First, the court denied the requests to the extent they sought immediate payment of back pay for claims still pending/lacking final judgment in the underlying commonwealth court and agency proceedings, reasoning that "administrative expense claimants have the burden of conclusively establishing the liability of the debtor before seeking a ruling on entitlement to priority treatment. "Second, the court declined to rule on whether any of the claims arising from work performed post-petition qualified for administrative-expense status because those claims were contingent on appellants obtaining judgments in the still-pending underlying commonwealth court and agency actions. Third, the court also denied the motion to the extent that it sought administrative-expense priority for back pay claims arising from pre-petition work by the Cruz-Hernandez Group (the group that had already obtained a judgment).

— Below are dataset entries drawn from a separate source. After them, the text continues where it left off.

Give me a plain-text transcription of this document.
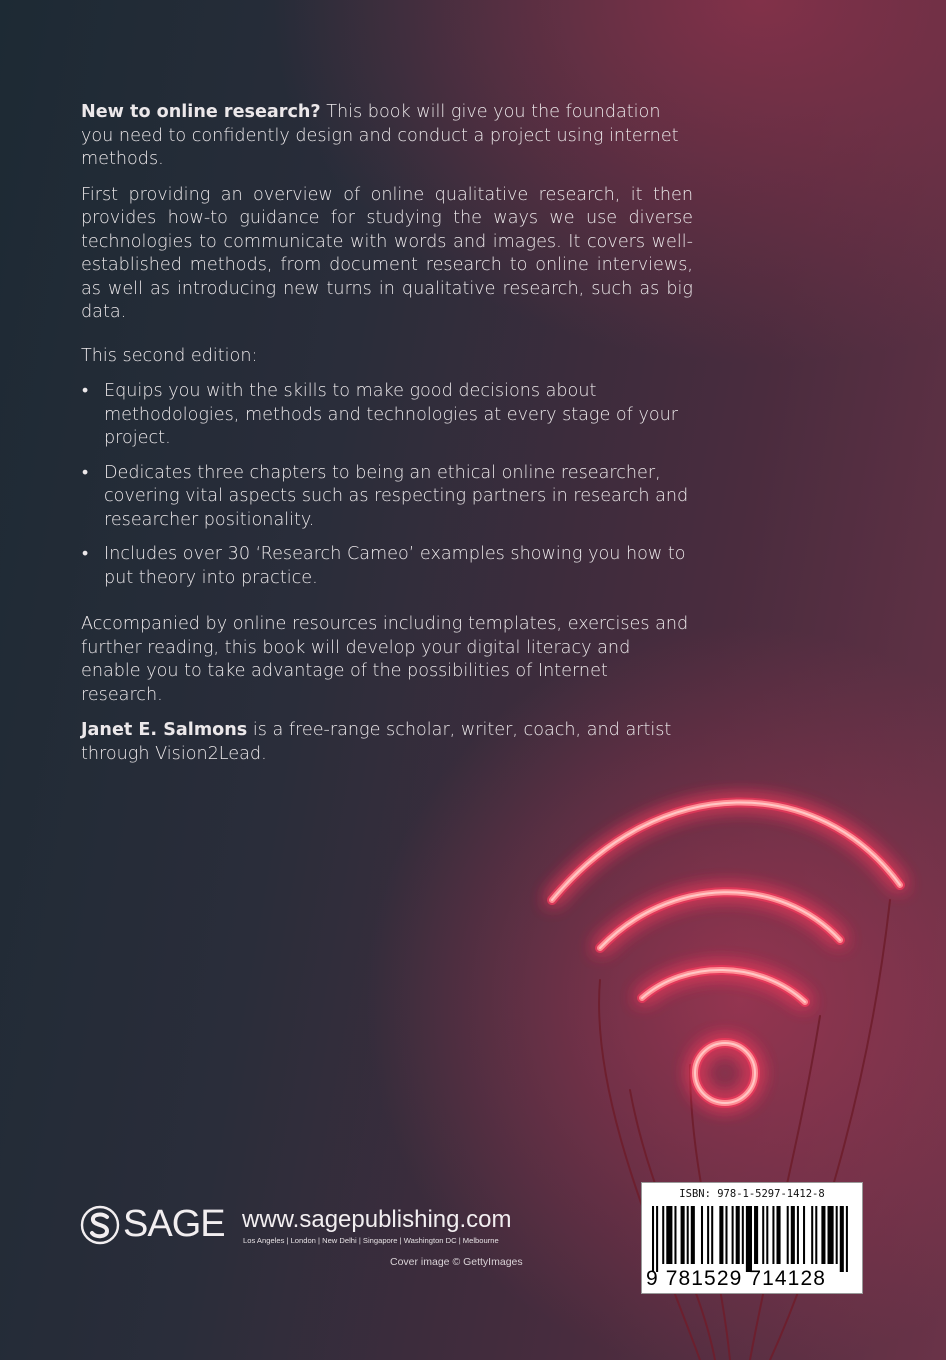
New to online research? This book will give you the foundation you need to confidently design and conduct a project using internet methods.

First providing an overview of online qualitative research, it then provides how-to guidance for studying the ways we use diverse technologies to communicate with words and images. It covers well-established methods, from document research to online interviews, as well as introducing new turns in qualitative research, such as big data.

This second edition:

• Equips you with the skills to make good decisions about methodologies, methods and technologies at every stage of your project.
• Dedicates three chapters to being an ethical online researcher, covering vital aspects such as respecting partners in research and researcher positionality.
• Includes over 30 ‘Research Cameo’ examples showing you how to put theory into practice.

Accompanied by online resources including templates, exercises and further reading, this book will develop your digital literacy and enable you to take advantage of the possibilities of Internet research.

Janet E. Salmons is a free-range scholar, writer, coach, and artist through Vision2Lead.

SAGE www.sagepublishing.com
Los Angeles | London | New Delhi | Singapore | Washington DC | Melbourne
Cover image © GettyImages
ISBN: 978-1-5297-1412-8
9 781529 714128
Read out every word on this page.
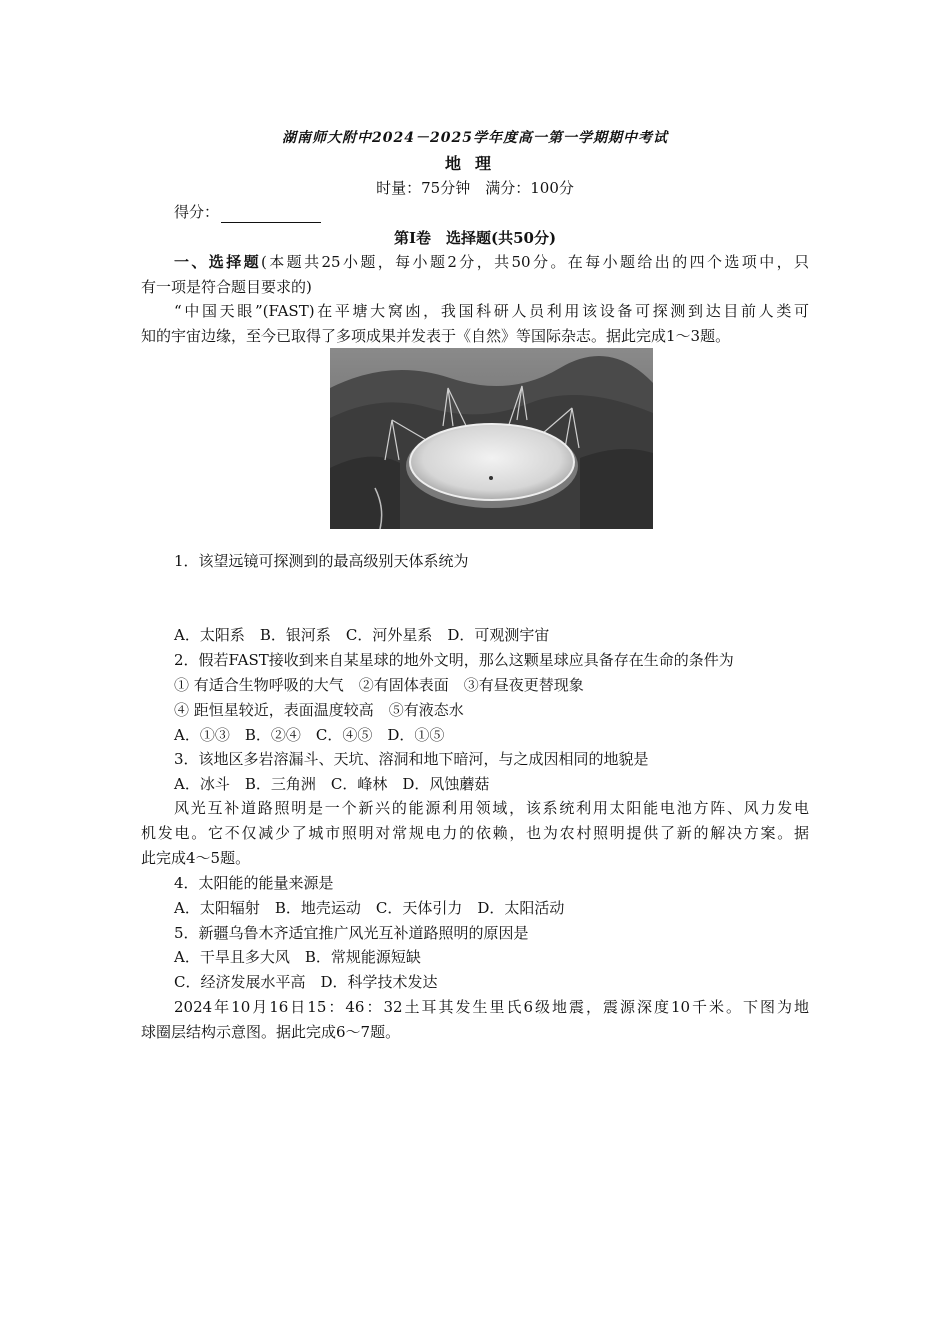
湖南师大附中2024－2025学年度高一第一学期期中考试
地理
时量：75分钟　满分：100分
得分：
第Ⅰ卷　选择题(共50分)
一、选择题(本题共25小题，每小题2分，共50分。在每小题给出的四个选项中，只
有一项是符合题目要求的)
“中国天眼”(FAST)在平塘大窝凼，我国科研人员利用该设备可探测到达目前人类可
知的宇宙边缘，至今已取得了多项成果并发表于《自然》等国际杂志。据此完成1～3题。
1．该望远镜可探测到的最高级别天体系统为
A．太阳系　B．银河系　C．河外星系　D．可观测宇宙
2．假若FAST接收到来自某星球的地外文明，那么这颗星球应具备存在生命的条件为
① 有适合生物呼吸的大气　②有固体表面　③有昼夜更替现象
④ 距恒星较近，表面温度较高　⑤有液态水
A．①③　B．②④　C．④⑤　D．①⑤
3．该地区多岩溶漏斗、天坑、溶洞和地下暗河，与之成因相同的地貌是
A．冰斗　B．三角洲　C．峰林　D．风蚀蘑菇
风光互补道路照明是一个新兴的能源利用领域，该系统利用太阳能电池方阵、风力发电
机发电。它不仅减少了城市照明对常规电力的依赖，也为农村照明提供了新的解决方案。据
此完成4～5题。
4．太阳能的能量来源是
A．太阳辐射　B．地壳运动　C．天体引力　D．太阳活动
5．新疆乌鲁木齐适宜推广风光互补道路照明的原因是
A．干旱且多大风　B．常规能源短缺
C．经济发展水平高　D．科学技术发达
2024年10月16日15：46：32土耳其发生里氏6级地震，震源深度10千米。下图为地
球圈层结构示意图。据此完成6～7题。
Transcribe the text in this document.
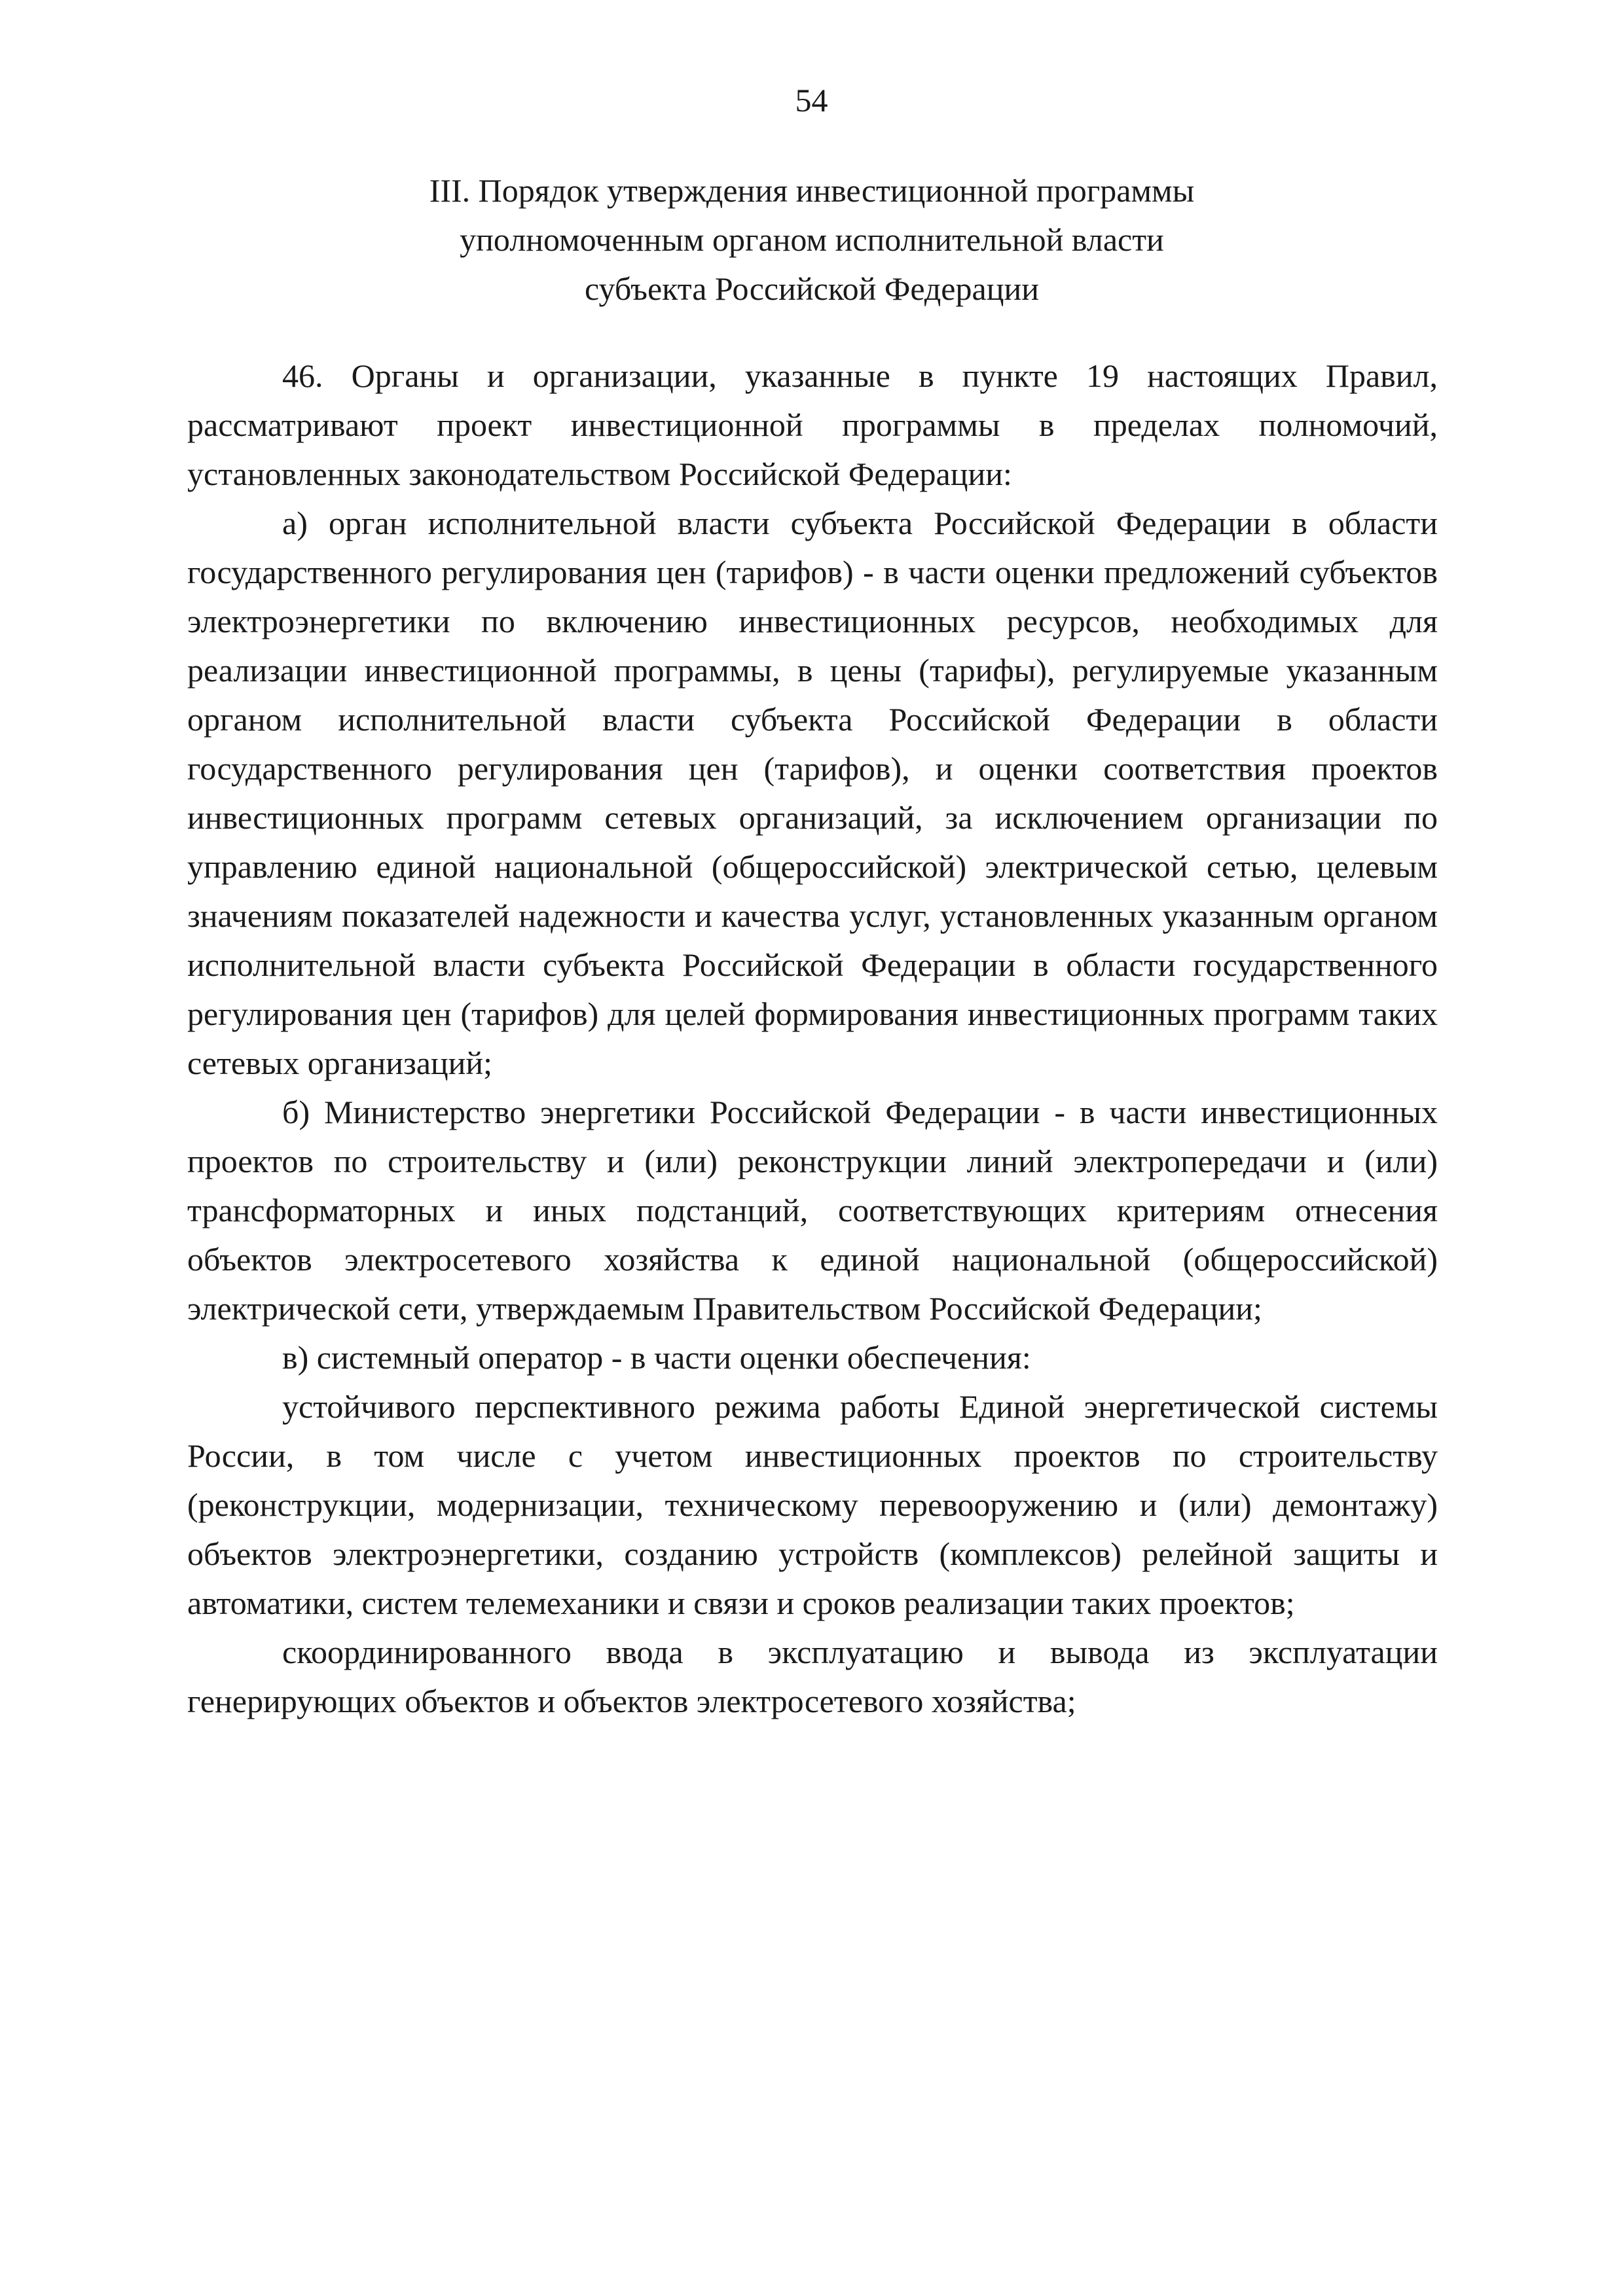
54
III. Порядок утверждения инвестиционной программы
уполномоченным органом исполнительной власти
субъекта Российской Федерации

46. Органы и организации, указанные в пункте 19 настоящих Правил, рассматривают проект инвестиционной программы в пределах полномочий, установленных законодательством Российской Федерации:

а) орган исполнительной власти субъекта Российской Федерации в области государственного регулирования цен (тарифов) - в части оценки предложений субъектов электроэнергетики по включению инвестиционных ресурсов, необходимых для реализации инвестиционной программы, в цены (тарифы), регулируемые указанным органом исполнительной власти субъекта Российской Федерации в области государственного регулирования цен (тарифов), и оценки соответствия проектов инвестиционных программ сетевых организаций, за исключением организации по управлению единой национальной (общероссийской) электрической сетью, целевым значениям показателей надежности и качества услуг, установленных указанным органом исполнительной власти субъекта Российской Федерации в области государственного регулирования цен (тарифов) для целей формирования инвестиционных программ таких сетевых организаций;

б) Министерство энергетики Российской Федерации - в части инвестиционных проектов по строительству и (или) реконструкции линий электропередачи и (или) трансформаторных и иных подстанций, соответствующих критериям отнесения объектов электросетевого хозяйства к единой национальной (общероссийской) электрической сети, утверждаемым Правительством Российской Федерации;

в) системный оператор - в части оценки обеспечения:

устойчивого перспективного режима работы Единой энергетической системы России, в том числе с учетом инвестиционных проектов по строительству (реконструкции, модернизации, техническому перевооружению и (или) демонтажу) объектов электроэнергетики, созданию устройств (комплексов) релейной защиты и автоматики, систем телемеханики и связи и сроков реализации таких проектов;

скоординированного ввода в эксплуатацию и вывода из эксплуатации генерирующих объектов и объектов электросетевого хозяйства;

The Court also denied the requests for a "comfort order" that appellants' post-petition wage claims would count as
administrative expenses should they win the underlying still-pending cases (at a future date).
- Facts:
- In various litigation and administrative actions separate from the Title III case, appellants have claimed that their public employers' decisions to adjust upward the wages paid to other employees who previously were paid below the minimum wage while leaving appellants' wages unchanged eliminated merits-based distinctions and rendered inoperative the progressive compensation system mandated by Puerto Rico law. Each of the Five Groups
previously sued their public employers (in Puerto Rico commonwealth courts, not federal courts) for back pay to compensate for the employers' failure to adjust appellants' wages upward. The Five Groups moved the Title III court
for administrative-expense priority for their claims for back pay for work performed both before and after the 2017 Title III petition date.
Appellants' only argument as to how the pre-petition work claims could qualify as "attributable to any period of time
occurring after commencement" of the Title III case is that because the back pay remains unpaid, damages "continue[d] to flow to [a]ppellants" after the petition date.